Summer music festivals are as varied as their wide-ranging locations. Some are exclusively vehicles for well-known artists to present concerts in idyllic settings that would normally not attract such performers during the “regular” season. Others may serve as extended master classes where young musicians, individually and en masse, firm up their technique and musical interpretations. The best of both worlds is where a group of select young musicians have the opportunity to learn, play in public, and hear and see their mentors and teachers perform – a way to observe “the way it oughta be.” The Eastern Music Festival (EMF) – along with other notable festivals like Aspen and Interlochen – takes this integrated approach. The results are quite eye and ear-opening for both the musicians in the festival and the public.

Just a few days ago I wrote a review of a remarkable performance of Mahler’s Sixth Symphony by the 100% student Festival Orchestra. Two days later, on July 9, at Guilford College, I attended a performance by the “grownup” band – The Eastern Philharmonic Orchestra. This is an elite group of professional musicians, many of whom are regular season members of such familiar groups as the NC Symphony, the Greensboro Symphony, and Winston-Salem Symphony, plus orchestras all over the United States and abroad. Almost all are faculty members at the EMF. Without diminishing by any means the Mahler performance by the student orchestra just two days before, you could immediately hear that this was a professional orchestra, for there is a certain sound that separates the men/women from the boys/girls.

Leading this talented group was guest conductor George Manahan, Music Director of the New York City Opera. He is a fireball who chose to conduct without a net (no railings or warning barriers to prevent stepping back off the podium), and we collectively held our breath when he got quite close to the edge. The program was a wonderful mix of German, American, and Russian cultures, and the orchestra was equally at home in each.

The “Academic Festival” Overture by Johannes Brahms belongs to the somewhat disparaging category “warhorses,” implying an overplayed, too-familiar work. Good musicians are able to take overdone and even pedestrian works and bring a sense of discovery and freshness. There is a lot going on in this overture, which Brahms wrote when he was presented an honorary doctorate. Instead of a sober, high-minded, scholarly composition, he flashed a bawdy, common collection of folk tunes and drinking songs, sort of like showing Animal House at a coronation…. This was played with frivolity reflecting the tunes on which it is based, and it was a wonderful curtain raiser.

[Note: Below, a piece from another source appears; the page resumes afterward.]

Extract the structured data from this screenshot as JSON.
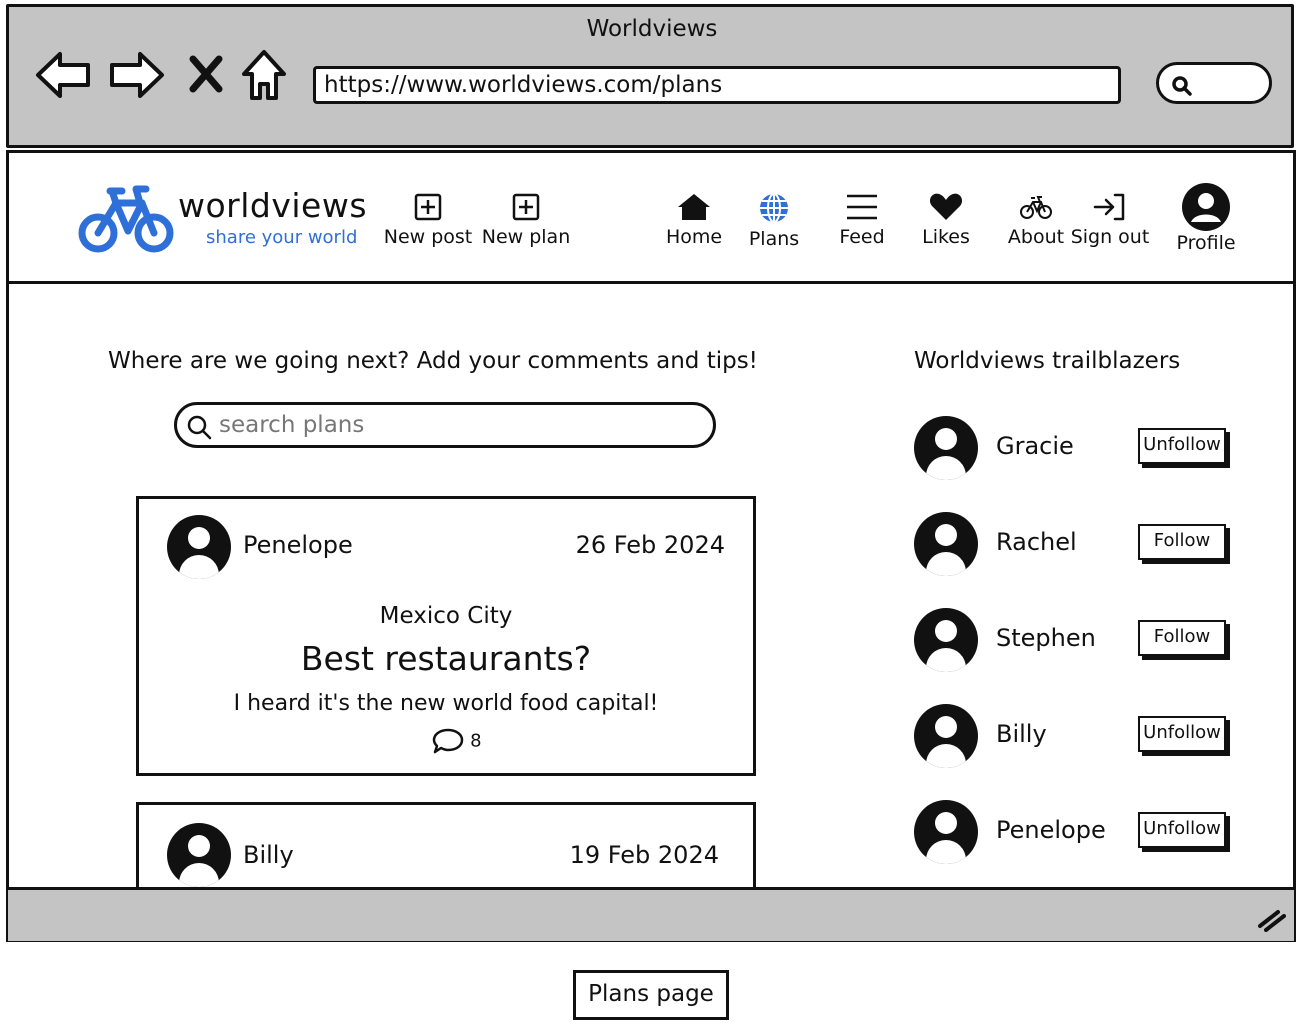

We moved from German student songs to a work strongly based on what is often called “America’s only indigenous music” – jazz. As the complex, syncopated rhythms and extended harmonies of jazz rippled out to the rest of the world in the early 20th-century, many composers tried to incorporate these elements into their compositions. Masters like Stravinsky, Ravel, Milhaud, and others were quite successful using at least some jazz-like influences in their music, although others were as anachronistic as a string quartet in a marching band. Aaron Copland grew up with this new music, and his Clarinet Concerto is a shining example of jazz influences seamlessly melded into a “classical” composition. To add another level to this particular performance, the soloist was not a clarinetist but Branford Marsalis, playing a soprano saxophone. Written in the late ’40s and first performed in 1950 by Benny Goodman, this is a brilliant example of Copland’s distinctive style. The slow first movement is an evocative, wistful journey reminiscent of the composer’s works like “Quiet City,” “Music for the Movies,” and parts of his opera The Tender Land. Long, slow, arching lines give the soloist a chance to display his phrasing and tone before launching into a cadenza and the fireworks of the last movement, simply titled “rather fast.” Sharp, biting rhythms are the name of the game in this movement. The soloist employs sudden leaps in and out of the various registers of his instrument, and Marsalis tossed them off with ease. There is a subtle distinction between an ensemble playing in “correct” rhythm and one that actually swings and pulses as one unit. This group played with razor-edge accuracy and with a swagger and ease that only come with experience and having this music in your soul. This Concerto is a strictly wood-and-string affair with only strings, piano, and harp backing up the soloist. For this reason, I missed the more “woody” sound of the clarinet and its distinctive and changing registers. The soprano sax was a bit too metallic for my liking, but Marsalis was masterful in conveying, first, the serenity of the opening movement and then the frenetic, big-city bustle of the highly charged final movement.

Written near the end of his life, “Symphonic Dances” by Rachmaninov is a tour de force of orchestration comparable to Bartók’s Concerto for Orchestra. Marsalis sat in with the orchestra, playing alto saxophone for a very lovely solo in the middle movement. This work is filled with themes from the Russian Orthodox Church and includes one of Rachmaninov’s favorite and often used themes – the “Dies Irae.” Many soloists and sections take their turn in virtuosic passages, and if the previous works didn’t convince you, this surely showed that this “pickup” orchestra is at the highest echelon of symphonic performance. Some of the players were “campers” in this same EMF not too long ago, so you can be sure that many of the students at the festival will someday occupy chairs in orchestras as prestigious as this one.